SILO



The weekly SILO Seminar Series is made possible through the generous support of the 3M Company and its Advanced Technology Group

3M

with additional support from the Analytics Group of the Northwestern Mutual Life Insurance Company

Northwestern Mutual

Optimal detection of a sparse principal component

Philippe Rigollet, Asst. Professor, Princeton University

Date and Time: Oct 31, 2012 (12:30 PM)
Location: Orchard room (3280) at the Wisconsin Institute for Discovery Building

Abstract:

ABSTRACT:
Sparse Principal Component Analysis (SPCA) is a remarkably useful tool for practitioners who had been relying on ad-hoc thresholding methods. Our analysis aims at providing a a framework to test whether the data at hand indeed contains a sparse principal component. More precisely we propose an optimal test procedure to detect the presence of a sparse principal component in a high-dimensional covariance matrix. Our minimax optimal test is based on a sparse eigenvalue statistic.
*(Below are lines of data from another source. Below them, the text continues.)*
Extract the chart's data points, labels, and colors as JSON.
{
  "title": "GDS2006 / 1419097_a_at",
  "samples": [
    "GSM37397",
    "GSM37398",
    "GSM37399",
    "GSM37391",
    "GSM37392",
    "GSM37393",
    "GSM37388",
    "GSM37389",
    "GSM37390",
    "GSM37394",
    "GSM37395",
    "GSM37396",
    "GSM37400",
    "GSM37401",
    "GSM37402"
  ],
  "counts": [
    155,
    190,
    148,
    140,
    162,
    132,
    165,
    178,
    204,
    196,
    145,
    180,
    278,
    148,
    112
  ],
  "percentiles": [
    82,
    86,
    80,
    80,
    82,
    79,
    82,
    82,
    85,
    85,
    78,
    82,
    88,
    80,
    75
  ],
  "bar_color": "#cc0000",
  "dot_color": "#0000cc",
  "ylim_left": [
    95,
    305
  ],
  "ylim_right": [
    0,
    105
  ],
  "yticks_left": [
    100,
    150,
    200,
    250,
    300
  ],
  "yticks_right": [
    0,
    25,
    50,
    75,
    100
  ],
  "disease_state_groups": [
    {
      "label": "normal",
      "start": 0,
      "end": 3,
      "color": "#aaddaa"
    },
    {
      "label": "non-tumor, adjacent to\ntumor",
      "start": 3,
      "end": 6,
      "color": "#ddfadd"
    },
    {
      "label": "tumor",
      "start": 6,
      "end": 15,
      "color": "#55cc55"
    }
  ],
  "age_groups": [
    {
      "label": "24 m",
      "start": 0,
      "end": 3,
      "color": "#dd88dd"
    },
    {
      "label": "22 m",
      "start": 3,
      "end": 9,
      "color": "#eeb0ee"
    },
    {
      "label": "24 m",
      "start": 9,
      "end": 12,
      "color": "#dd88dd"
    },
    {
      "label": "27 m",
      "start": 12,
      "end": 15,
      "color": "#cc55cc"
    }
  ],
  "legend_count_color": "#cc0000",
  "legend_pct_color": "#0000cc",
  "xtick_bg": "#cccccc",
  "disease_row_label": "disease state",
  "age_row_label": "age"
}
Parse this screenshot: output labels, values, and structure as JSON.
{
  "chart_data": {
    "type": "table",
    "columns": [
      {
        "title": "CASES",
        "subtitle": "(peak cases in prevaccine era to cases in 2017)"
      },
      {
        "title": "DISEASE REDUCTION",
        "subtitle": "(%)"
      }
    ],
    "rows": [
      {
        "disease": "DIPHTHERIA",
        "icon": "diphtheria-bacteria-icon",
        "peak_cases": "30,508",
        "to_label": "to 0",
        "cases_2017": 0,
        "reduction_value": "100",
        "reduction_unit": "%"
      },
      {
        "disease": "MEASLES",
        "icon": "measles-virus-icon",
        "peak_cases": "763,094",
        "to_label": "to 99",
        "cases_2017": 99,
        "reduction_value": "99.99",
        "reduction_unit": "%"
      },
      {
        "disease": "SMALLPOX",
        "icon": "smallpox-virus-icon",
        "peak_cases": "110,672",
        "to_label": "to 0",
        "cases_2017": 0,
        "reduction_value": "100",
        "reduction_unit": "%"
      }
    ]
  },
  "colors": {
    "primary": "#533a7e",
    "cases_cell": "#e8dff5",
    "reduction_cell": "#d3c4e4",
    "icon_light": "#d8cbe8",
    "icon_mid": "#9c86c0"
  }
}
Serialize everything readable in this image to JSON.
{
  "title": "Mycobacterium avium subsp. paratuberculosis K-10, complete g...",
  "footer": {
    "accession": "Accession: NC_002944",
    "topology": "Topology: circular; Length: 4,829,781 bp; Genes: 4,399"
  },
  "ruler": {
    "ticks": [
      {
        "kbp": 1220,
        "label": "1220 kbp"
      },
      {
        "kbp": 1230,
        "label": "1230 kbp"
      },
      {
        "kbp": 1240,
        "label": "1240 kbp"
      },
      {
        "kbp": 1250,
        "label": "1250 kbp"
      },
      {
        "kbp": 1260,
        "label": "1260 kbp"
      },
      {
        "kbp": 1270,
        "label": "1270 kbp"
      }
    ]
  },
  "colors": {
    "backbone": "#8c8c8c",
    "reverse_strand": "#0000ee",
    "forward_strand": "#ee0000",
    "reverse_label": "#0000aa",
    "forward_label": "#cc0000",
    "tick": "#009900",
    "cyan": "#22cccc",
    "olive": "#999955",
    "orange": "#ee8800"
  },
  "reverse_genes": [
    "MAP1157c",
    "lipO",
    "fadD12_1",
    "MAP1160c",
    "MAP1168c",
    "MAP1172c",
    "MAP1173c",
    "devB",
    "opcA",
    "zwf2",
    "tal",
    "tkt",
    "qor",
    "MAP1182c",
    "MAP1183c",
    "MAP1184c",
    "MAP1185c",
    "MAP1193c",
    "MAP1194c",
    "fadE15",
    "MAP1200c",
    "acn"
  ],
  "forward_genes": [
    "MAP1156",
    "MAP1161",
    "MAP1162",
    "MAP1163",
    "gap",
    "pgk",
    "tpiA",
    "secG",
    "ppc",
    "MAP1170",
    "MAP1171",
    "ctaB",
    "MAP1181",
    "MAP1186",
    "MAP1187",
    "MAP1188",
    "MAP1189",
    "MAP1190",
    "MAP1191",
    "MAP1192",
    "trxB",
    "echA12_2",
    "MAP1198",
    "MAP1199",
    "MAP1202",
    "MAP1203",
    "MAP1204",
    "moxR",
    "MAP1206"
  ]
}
Alas, computing this test is known to be NP-complete in general and we describe a computationally efficient alternative test using convex relaxations. Our relaxation is also proved to detect sparse principal components at near optimal detection levels and performs very well on simulated datasets. Moreover, we exhibit some evidence from average case complexity that this slight deterioration may be unavoidable.

BIO:
Philippe Rigollet received his Ph.D. in mathematics from University Paris 6 where he studied in the Laboratoire de Probabilites under the supervision of Alexandre Tsybakov. He then moved to Georgia Tech as a Post-Doc working with Vladimir Koltchinskii in the School of Mathematics. In 2008, he joined the faculty in the department of Operations Research and Financial Engineering at Princeton University as an assistant professor. He received a Berkeley-France fund in 2006 and an NSF CAREER award in 2011.
Philippe has developed new tools for the theory of aggregation, which allows a better understanding of finite sample properties of stochastic optimization and sparse prediction procedures for example. This research is at the intersection of Statistics, Machine Learning and Optimization. More recently, Philippe has been interested in understanding the statistical limitations of learning under computational constraints.